Later, we will all follow Sir Thomas, our priest, and the clerics in a procession around the churchyard, praying and singing. Then the men and boys will go all around the fields marking them out. They won't just be praying for good crops, you can be sure. When the men get together like that it comes down to more marking their land off. There's many a lad ends up being dumped in the river or puddles along the way as well.

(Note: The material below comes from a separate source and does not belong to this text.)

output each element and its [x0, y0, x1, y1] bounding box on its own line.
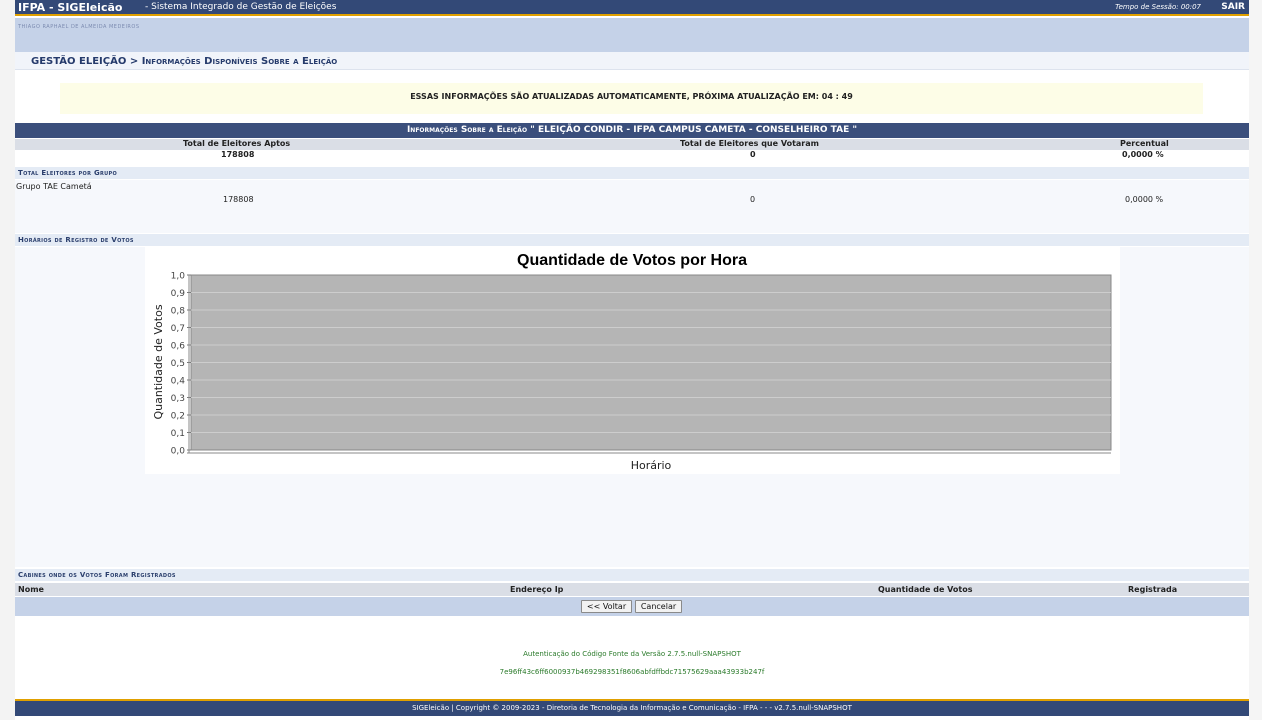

I make sure that our little home is not left out, and our family will go around our yard and the house too, to ask the Lord's blessing.

Shearing

Shearing

Like may other peasant women, Alice gained income from spinning and weaving. Our picture of her shows her using the distaff and spindle method of spinning. Matilda would learn the crafts early, beginning with picking out twigs and debris from the wool and later learning to card the wool that her mother would spin.